例えばビットコインなら、1万円でもいいので、実際に買って使ってみるなど、「よくわからないから怖い」、「興味がない」という技術も実際に使ってみて、会社では見つけられなかった可能性を見つけ出す方法をシニアにも伝えたいですね。 

また、シニアは個人というより、チームや組織の一部として頑張るという考え方が染み付いている世代です。会社の一員としてではなく、個人として目立つ存在を目指して、どんどん自分を変えてほしいと思っています。長い会社生活を通じて培われてきた価値観をひっくり返すのはなかなか難しいですが、あの手この手でやってみたいと思います。 

―シニアの中には、「そういったワークショップは、一握りの人のためのもので、自分には関係ない話だ」と思う方もいらっしゃるのでは? 

厳しいことを言えば、「あの人は特別だから」と思った瞬間に、自分の可能性は消えてしまうんですよ。 

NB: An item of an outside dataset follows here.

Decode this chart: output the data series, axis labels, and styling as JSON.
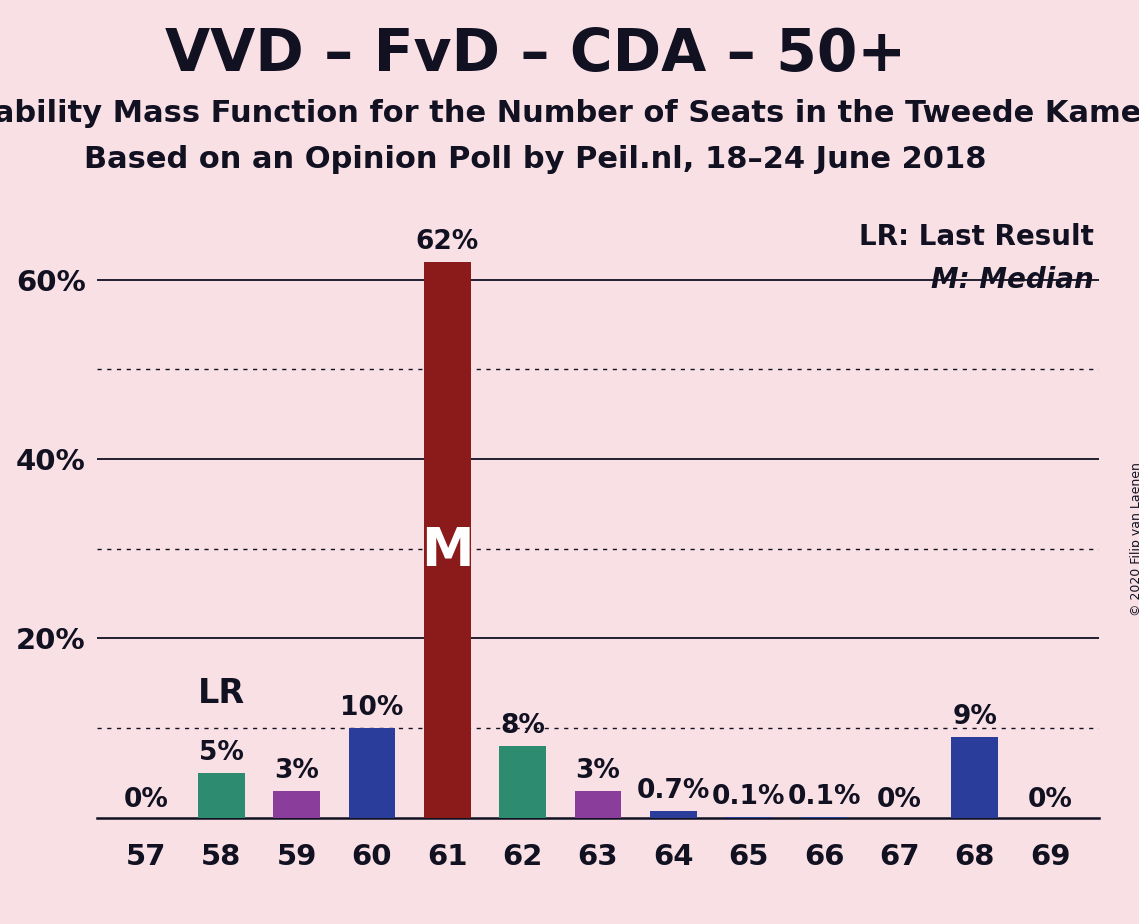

そういう方に対しては、「あなたは本当に特別じゃないんですか?」と問いかけたいですね。ネットがこれだけ広まった現在、どんなに変な能力でも、どこかにニーズがあるんですよ。 

例えば「犬の鳴き声の真似がめちゃくちゃ上手」という人がいたとして、SNSで発信したら絶対に需要がありますよ。「先日亡くなったうちの愛犬の鳴き声を再現してほしい」とか、「今度ビッグサイトで開催されるペットフェアでなにかイベントをやってほしい」とか言ってくる人が出てくるかもしれません。だから自分の能力がつまらないものだなんて、思わないでほしいんです。 

欲を言えば、片言でもいいから英語ができるといいですね。日本語に加えて英語でも発信すれば、視聴者は何百倍にも増え、それだけチャンスも広がります。 

―50代・60代の方で、自分の強みについて悩んでいる方も多いのではないかと思いますが、見つけ方についてアドバイスをお願いします 

自分の強みは自分ではなかなかわからないので、身近な人に聞いてみるのが一番手っ取り早いかもしれません。他には、自分の強みを探るツールや書籍を試してみるのもいいと思います。例えば「ストレングスファインダー」という才能診断ツールや、『世界一やさしい「やりたいこと」の見つけ方』(八木仁平著/KADOKAWA)という書籍はお勧めですよ。 

―仕事において、どのような未来を創っていきたいと思われますか? 

仕事がいやだ、つまらない、月曜に会社に行くのが憂鬱だ、という人を一人でも少なくしたいと思っています。わたしはそれを、「この世からサザエさん症候群をなくしたい」という言葉で表現しています。 

自分自身が新しい働き方を楽しく実践し、メルマガや講演、ワークショップで新しい考えを広め、新しい働き方を提案・実践している人たちとコラボレーションして、最終的に誰もが好きな場所で、好きな時間に、好きなことができる社会を実現していきたいですね。